Marko Blagojević (Марко Благојевић; born 20 April 1974) is a Serbian politician who served as minister for public investments from 2022 to 2024.

== Early life ==
Marko Blagojević was born on 20 April 1974 in Belgrade, Socialist Republic of Serbia, Socialist Federal Republic of Yugoslavia. He graduated from the Faculty of Law at the University of Belgrade.

== Career ==
Blagojević was politically active through the 1990s.

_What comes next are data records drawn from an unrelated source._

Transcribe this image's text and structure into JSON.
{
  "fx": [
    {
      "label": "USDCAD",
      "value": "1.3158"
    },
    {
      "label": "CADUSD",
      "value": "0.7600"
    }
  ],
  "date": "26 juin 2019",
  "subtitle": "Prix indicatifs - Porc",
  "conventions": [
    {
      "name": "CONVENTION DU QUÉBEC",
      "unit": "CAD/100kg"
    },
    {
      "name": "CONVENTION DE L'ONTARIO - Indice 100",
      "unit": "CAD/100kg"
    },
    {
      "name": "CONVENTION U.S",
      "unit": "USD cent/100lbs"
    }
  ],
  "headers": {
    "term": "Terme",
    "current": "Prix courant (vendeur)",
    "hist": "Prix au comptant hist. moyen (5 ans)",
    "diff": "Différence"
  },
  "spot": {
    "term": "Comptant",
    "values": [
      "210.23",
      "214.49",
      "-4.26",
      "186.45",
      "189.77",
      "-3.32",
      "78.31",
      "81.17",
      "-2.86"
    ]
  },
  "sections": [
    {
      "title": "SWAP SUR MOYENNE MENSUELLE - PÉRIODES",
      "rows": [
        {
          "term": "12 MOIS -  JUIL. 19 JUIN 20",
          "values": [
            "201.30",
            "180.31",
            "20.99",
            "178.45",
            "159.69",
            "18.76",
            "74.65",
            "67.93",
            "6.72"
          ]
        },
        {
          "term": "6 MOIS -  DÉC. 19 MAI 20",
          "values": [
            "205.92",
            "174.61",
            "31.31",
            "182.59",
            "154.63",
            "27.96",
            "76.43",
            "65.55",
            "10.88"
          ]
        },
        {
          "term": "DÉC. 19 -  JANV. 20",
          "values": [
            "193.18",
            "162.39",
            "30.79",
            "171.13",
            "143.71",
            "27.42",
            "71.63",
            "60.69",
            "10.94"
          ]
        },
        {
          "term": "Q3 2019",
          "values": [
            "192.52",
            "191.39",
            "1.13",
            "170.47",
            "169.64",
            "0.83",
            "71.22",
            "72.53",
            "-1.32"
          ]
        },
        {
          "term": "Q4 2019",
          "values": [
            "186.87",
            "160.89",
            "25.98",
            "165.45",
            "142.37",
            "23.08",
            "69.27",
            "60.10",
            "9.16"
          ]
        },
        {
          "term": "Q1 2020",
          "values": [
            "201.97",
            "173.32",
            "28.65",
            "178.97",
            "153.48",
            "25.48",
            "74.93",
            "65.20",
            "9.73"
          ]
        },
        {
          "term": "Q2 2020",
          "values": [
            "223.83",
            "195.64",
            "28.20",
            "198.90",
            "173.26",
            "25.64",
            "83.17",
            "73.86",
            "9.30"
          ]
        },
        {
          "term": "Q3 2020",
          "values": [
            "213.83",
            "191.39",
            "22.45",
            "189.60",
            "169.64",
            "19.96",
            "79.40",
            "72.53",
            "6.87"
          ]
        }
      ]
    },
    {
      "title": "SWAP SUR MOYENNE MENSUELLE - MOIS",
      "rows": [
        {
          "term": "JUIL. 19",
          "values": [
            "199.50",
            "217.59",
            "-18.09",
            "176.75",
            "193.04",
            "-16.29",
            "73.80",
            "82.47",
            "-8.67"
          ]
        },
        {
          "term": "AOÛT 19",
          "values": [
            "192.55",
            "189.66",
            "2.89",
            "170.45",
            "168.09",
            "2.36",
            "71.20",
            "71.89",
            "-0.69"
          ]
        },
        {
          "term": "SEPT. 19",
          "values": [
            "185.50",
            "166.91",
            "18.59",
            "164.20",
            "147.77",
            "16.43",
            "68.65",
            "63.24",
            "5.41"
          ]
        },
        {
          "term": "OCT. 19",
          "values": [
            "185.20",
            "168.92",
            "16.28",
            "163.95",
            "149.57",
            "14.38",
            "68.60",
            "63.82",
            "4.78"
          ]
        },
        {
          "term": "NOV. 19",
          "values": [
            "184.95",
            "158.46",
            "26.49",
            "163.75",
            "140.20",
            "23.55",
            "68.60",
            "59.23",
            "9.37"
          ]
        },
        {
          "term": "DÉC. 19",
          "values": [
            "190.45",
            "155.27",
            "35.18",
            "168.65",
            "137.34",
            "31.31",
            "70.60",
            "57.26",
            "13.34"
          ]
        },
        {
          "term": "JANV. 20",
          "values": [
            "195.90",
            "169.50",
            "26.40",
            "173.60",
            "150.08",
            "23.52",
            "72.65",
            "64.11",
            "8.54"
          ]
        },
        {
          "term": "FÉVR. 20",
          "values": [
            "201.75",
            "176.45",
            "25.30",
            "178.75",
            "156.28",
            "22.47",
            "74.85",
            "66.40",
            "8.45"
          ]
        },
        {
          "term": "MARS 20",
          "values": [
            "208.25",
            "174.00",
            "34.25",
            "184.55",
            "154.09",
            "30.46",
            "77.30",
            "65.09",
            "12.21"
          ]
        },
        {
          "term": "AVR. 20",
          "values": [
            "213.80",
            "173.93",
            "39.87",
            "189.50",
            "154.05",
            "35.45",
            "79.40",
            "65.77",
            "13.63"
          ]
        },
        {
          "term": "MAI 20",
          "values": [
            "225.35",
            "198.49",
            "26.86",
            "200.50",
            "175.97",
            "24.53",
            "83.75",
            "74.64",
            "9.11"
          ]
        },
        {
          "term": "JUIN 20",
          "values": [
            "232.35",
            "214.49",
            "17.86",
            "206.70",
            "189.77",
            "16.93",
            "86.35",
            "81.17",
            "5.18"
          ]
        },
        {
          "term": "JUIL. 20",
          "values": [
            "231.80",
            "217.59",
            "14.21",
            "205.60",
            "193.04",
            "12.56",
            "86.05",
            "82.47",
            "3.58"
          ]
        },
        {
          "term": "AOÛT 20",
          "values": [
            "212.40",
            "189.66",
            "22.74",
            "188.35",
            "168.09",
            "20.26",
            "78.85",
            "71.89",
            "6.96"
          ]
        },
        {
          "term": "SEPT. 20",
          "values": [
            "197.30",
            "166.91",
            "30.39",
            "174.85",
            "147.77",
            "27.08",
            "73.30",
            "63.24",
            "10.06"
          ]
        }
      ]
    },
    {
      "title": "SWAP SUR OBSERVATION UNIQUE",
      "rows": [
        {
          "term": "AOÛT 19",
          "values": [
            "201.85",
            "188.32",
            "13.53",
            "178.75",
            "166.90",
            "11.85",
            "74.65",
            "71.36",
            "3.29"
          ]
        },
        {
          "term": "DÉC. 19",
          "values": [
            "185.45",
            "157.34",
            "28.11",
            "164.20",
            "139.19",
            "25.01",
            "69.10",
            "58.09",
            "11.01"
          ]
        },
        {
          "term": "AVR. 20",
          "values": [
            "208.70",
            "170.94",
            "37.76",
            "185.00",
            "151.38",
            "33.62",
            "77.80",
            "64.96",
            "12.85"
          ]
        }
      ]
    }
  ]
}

He took part in the 1996–1997 protests against Slobodan Milošević. In 1997, he co-founded CeSID, a non-governmental organisation; he was its member until 2014. He was a member of the board of directors of the Open Society Fund from 2003 to 2008. In 2014, the Government of Serbia named him the director of the Office for Relief and Reconstruction of Flooded Areas, while a year later he became the director of the Office for Public Investment Management. He has held the office until 2022.

=== Minister for Public Investments ===
It was announced on 24 October 2022 that Blagojević would serve as minister for public investments in the third cabinet of Ana Brnabić. He was sworn in on 26 October.

== Personal life ==
Blagojević is married and has one daughter.